Librarian Felice and boatbuilder Ben have just been in here for a couple of days. I’d not met them before, but their niece lives in the house just up the track from my dock and they were wanting to come in and stop in order to have a couple of days doing things like attending a cricket world cup match.
Their ship is a Chesapeake bay deadrise sharpie type, somewhat based upon one in one in a book by American small boat historian and writer Howard Chapelle. http://en.wikipedia.org/wiki/Howard_I._Chapelle
The Mary of York is steel, centerboarder, 38 ft long on deck and a superbly comfortable cruiser. She’s sweet to the eye and well laid out, no Ben did not build her but I suspect that the interior and rig have been the beneficiary of Bens expertise.
Being very shallow draft and almost flat bottomed she can sit on the mud, and as the channel alongside my ship is so very narrow we snugged her in alongside the shed.
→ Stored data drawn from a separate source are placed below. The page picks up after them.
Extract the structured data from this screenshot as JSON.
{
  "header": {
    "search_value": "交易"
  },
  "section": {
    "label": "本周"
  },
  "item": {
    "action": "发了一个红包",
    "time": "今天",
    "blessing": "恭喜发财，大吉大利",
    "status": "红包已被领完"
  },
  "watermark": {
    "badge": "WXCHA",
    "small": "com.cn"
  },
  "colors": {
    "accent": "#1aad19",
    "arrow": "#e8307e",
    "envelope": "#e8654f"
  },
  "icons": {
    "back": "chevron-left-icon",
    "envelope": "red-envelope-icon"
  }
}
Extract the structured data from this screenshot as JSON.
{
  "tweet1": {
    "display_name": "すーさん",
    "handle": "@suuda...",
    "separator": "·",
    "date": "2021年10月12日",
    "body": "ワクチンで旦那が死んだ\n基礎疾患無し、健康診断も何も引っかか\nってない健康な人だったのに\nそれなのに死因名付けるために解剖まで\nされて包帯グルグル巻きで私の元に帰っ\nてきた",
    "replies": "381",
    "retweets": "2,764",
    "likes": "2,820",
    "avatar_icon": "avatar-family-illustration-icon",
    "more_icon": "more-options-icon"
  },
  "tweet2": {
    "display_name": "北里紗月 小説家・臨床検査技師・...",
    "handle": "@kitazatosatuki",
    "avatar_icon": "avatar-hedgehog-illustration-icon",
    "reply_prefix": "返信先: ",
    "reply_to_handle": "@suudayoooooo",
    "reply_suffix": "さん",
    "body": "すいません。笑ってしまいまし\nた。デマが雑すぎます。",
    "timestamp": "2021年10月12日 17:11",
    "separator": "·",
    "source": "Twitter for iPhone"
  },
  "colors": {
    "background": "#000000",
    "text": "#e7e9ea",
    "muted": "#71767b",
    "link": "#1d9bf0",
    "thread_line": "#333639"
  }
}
She was bow up somewhat when the water left her, but safe and sheltered.
They play Ukulele and Recorder too, I’ve just started to learn same, and we had a lovely little session with me trying valiantly to get the chords right as they played. With boats, sailing, books and music we’ve a lot in common.
Its been lovely having them here, and I’ve been invited to visit them at home, yet another reason to go for a drive up to the Bay of Islands where they, and several other friends live.
Pakistan downed their South African opponents by the way.
Mary of York.
Not your average white plastic yacht.
Nor your average white plastic people either.
I’ve been a bit preoccupied, life gets in the way of the important things such as working on SEI. But yesterday I put the breasthooks in both ends, and today will be making the decision about side decks or blocked inwales on the gunwales.
Side decks will keep the water out at a higher angle of heel, blocked gunwales will allow me to tip the water and sand out when I pull her out after a sail, plus are easier to build.
The other constraint is what wood have I got, I’ve some strips of 10mm x 24mm left over from ripping the mast staves out of the cheap Baltic Spruce that I’ve used, I can use those and laminate them into place along the blocking which would work well, and that might be the way to go. Otherwise its breaking into a new sheet of plywood and I’m zealously saving my meagre stock for a bigger project later on.
Decision made, funny how writing something down makes it more real.
The breasthooks are each made of two pieces of 18mm plywood, joined down the centreline by a glued in 6mm plywood spline. They join at a slight angle and when the glues gone off I’ll round the top surfaces with a sander.
The bow one gets a little frame underneath so I can put a cleat on top without risking pulling the breasthook out if the boats bouncing around at anchor or under tow behind the ship.
Fitting all the angles is a pain, don’t you love gap filling glues!